The first one that I focused on was actually wine. So my first business VeriVin analysed, unopened bottles of wine through the glass to determine whether the contents were, what it said on the label or not. And what we were doing was, essentially analysing a molecular soup, except that in this case it was mainly water, followed by ethanol and then a thousand different organic molecules that make up a wine.
The challenge then was being able to do this without taking the cork out, looking through the glass, but the methodology was much the same. It was using Raman spectroscopy in order to get a molecular fingerprint of the contents of the wine. Looking at all the ensemble of molecules together, using machine learning to categorise that signal mathematically and then classify it, in this case as 1985 Lafitte or not, or as all the same wine, or not the same wine. So it was still using Ramen spectroscopy and machine learning just in a very different context and a very different molecular soup.

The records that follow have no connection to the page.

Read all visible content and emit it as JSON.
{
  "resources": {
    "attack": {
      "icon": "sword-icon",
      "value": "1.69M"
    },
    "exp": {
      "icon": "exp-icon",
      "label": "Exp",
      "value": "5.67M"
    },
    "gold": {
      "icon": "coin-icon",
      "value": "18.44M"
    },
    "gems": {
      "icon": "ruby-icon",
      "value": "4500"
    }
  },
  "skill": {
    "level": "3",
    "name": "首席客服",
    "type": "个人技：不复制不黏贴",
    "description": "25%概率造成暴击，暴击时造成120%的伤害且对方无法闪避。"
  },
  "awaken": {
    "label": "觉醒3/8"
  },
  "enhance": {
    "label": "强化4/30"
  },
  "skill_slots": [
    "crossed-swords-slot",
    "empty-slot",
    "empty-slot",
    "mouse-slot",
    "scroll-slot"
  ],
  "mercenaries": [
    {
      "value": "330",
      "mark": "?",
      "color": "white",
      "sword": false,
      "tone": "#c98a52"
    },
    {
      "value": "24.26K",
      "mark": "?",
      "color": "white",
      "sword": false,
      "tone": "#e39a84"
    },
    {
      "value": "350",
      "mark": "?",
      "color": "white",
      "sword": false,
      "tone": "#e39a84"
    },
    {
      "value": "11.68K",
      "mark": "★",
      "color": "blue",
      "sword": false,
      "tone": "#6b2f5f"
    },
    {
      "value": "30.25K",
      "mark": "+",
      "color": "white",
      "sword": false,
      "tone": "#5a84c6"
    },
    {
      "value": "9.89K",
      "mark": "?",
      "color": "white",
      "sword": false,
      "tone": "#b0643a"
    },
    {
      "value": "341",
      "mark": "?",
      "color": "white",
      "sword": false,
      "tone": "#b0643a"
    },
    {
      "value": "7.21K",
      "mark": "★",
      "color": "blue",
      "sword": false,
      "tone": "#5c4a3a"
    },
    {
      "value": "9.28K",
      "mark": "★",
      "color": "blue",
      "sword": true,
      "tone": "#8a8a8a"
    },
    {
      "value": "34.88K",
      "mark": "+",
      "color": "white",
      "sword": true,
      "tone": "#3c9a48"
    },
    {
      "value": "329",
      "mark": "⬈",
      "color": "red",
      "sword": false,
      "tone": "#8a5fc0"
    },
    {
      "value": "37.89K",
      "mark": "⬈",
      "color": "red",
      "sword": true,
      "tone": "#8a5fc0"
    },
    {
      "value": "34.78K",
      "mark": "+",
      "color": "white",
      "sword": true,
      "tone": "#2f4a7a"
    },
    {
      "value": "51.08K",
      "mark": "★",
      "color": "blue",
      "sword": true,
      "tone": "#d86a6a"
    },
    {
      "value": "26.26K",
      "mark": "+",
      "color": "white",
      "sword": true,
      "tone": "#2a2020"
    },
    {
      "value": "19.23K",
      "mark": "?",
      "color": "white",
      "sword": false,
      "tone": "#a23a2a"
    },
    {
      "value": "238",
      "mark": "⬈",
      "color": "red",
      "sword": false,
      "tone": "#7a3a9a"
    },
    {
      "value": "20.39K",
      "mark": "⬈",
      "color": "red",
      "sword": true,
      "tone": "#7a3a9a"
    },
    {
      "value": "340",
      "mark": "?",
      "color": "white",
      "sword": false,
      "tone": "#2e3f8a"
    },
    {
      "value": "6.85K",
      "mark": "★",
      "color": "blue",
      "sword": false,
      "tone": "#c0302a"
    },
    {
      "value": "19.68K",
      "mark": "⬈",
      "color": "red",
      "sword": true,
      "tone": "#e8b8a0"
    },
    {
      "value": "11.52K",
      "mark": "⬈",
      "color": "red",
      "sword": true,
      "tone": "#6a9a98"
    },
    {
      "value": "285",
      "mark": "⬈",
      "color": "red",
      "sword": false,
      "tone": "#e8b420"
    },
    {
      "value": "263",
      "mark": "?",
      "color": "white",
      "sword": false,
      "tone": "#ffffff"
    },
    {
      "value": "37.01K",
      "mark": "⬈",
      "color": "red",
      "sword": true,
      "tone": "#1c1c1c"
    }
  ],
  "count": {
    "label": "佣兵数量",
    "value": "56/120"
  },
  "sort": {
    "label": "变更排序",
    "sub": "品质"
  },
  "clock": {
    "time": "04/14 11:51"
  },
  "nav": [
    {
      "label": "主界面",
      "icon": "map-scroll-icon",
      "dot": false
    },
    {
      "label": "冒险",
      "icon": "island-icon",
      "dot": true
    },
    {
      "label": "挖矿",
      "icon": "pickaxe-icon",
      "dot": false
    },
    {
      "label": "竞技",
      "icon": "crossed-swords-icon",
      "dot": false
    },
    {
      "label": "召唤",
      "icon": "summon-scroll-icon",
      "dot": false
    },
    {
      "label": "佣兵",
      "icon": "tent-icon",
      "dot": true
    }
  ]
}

[00:06:27] Susannah de Jager: I love that. So it's obviously got this exceptionally wide possibility of application. What made you pivot?

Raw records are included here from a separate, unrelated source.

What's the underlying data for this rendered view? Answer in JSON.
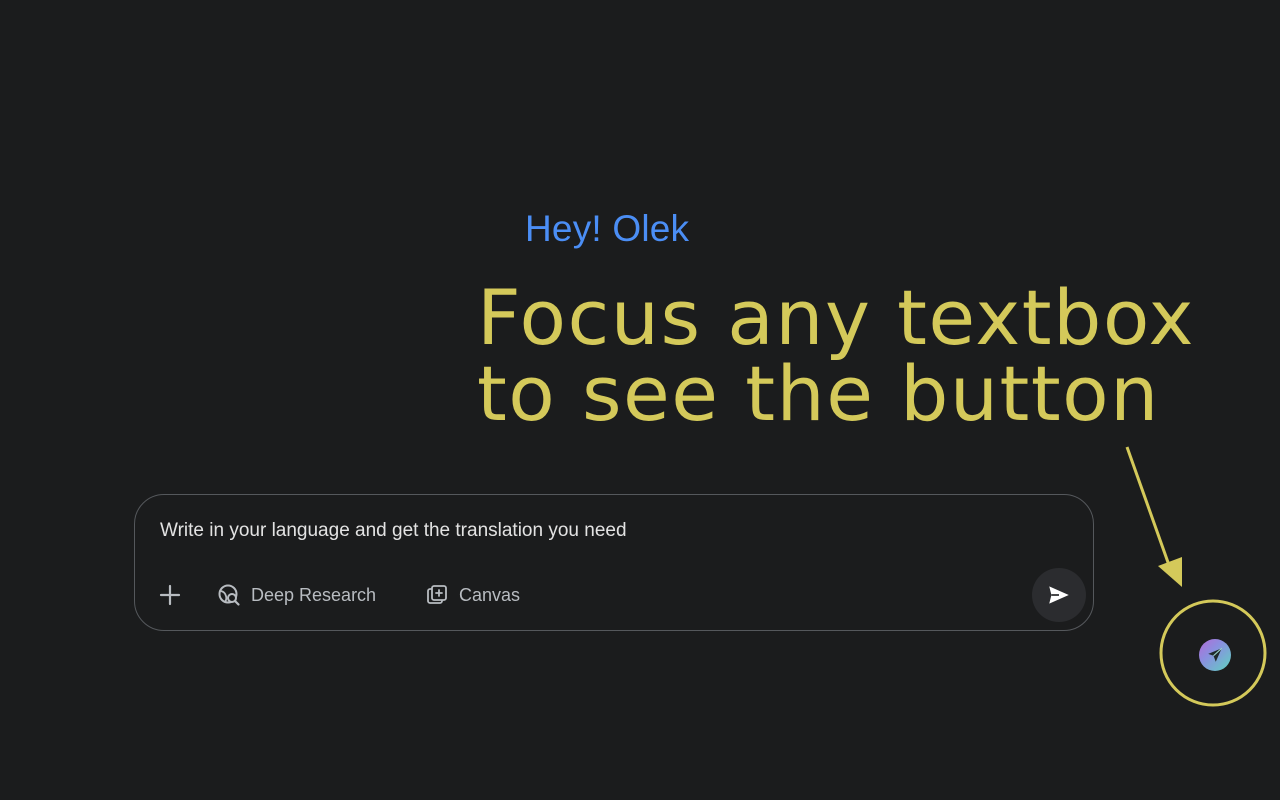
{
  "greeting": "Hey! Olek",
  "annotation": {
    "line1": "Focus any textbox",
    "line2": "to see the button"
  },
  "composer": {
    "input_value": "Write in your language and get the translation you need",
    "tools": {
      "deep_research_label": "Deep Research",
      "canvas_label": "Canvas"
    }
  },
  "icons": {
    "plus": "plus-icon",
    "deep_research": "globe-search-icon",
    "canvas": "canvas-add-icon",
    "send": "send-arrow-icon",
    "extension": "paper-plane-icon",
    "annotation_arrow": "arrow-down-icon"
  },
  "colors": {
    "background": "#1b1c1d",
    "greeting": "#4b8ef5",
    "annotation": "#d4c95a",
    "composer_border": "#55585c",
    "muted_text": "#b8bcc1"
  }
}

[00:06:35] Cici Muldoon: You've hit on something very important, which is that the technology is biofluid agnostic and disease agnostic, and if you even go one step further, it's sample agnostic and it's classification agnostic. So in one case we were doing wine and is it counterfeit or not? We are doing urine, is it disease or not?

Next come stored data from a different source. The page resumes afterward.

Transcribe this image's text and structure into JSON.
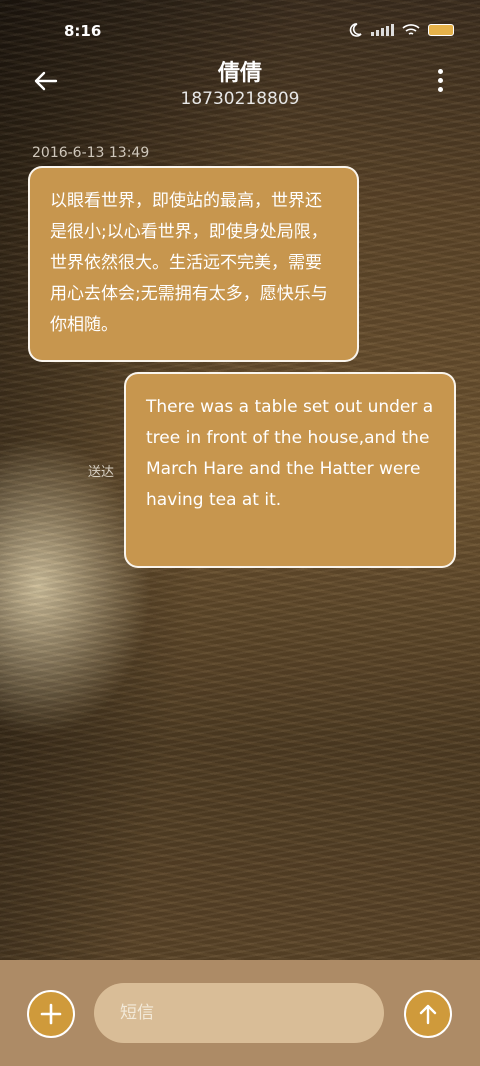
{
  "status_bar": {
    "time": "8:16"
  },
  "header": {
    "title": "倩倩",
    "subtitle": "18730218809"
  },
  "messages": [
    {
      "timestamp": "2016-6-13 13:49",
      "text": "以眼看世界，即使站的最高，世界还是很小;以心看世界，即使身处局限，世界依然很大。生活远不完美，需要用心去体会;无需拥有太多，愿快乐与你相随。",
      "direction": "incoming"
    },
    {
      "text": "There was a table set out under a tree in front of the house,and the March Hare and the Hatter were having tea at it.",
      "direction": "outgoing",
      "status": "送达"
    }
  ],
  "composer": {
    "placeholder": "短信",
    "value": ""
  },
  "icons": {
    "back": "back-arrow-icon",
    "menu": "more-vertical-icon",
    "add": "plus-icon",
    "send": "arrow-up-icon"
  },
  "colors": {
    "bubble": "#c7964e",
    "composer_bg": "#ad8b66",
    "button": "#cf9a3b",
    "input_bg": "#d9bd97"
  }
}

The journey there was an interesting one. So we built a fantastic technology platform focused on wine. Unfortunately realized that there was, not really the market need that we expected. We along the journey had tested a lot of other different liquids, including Manuka honey, olive oil, injectables, perfume, and we could find business cases in all of these and some market need, but none of them were really a big enough business case or compelling enough.
Eventually, the idea was post-test to look at blood transfusion bags to see if they were past expire or not. So using the same type of, non-invasive spectroscopic analysis to look inside a blood bag and see whether it was still viable or not. So this led me down a path of doing some research into what was being done using Raman spectroscopy and machine learning looking at blood. Which eventually landed me in a bunch of literature where people were using Raman spectroscopy and a variant thereof called Surface-enhanced Raman spectroscopy to look at urine and again, analyse it for the presence of different disease states, and this was for me, an absolute no brainer to pivot the company towards something that could have such a huge impact and that had such a compelling business case.
[00:08:11] Susannah de Jager: Cici, thank you so much. That's a really wonderful explanation of the technology that you're applying to this extraordinarily important question of how to identify disease in the easiest way possible.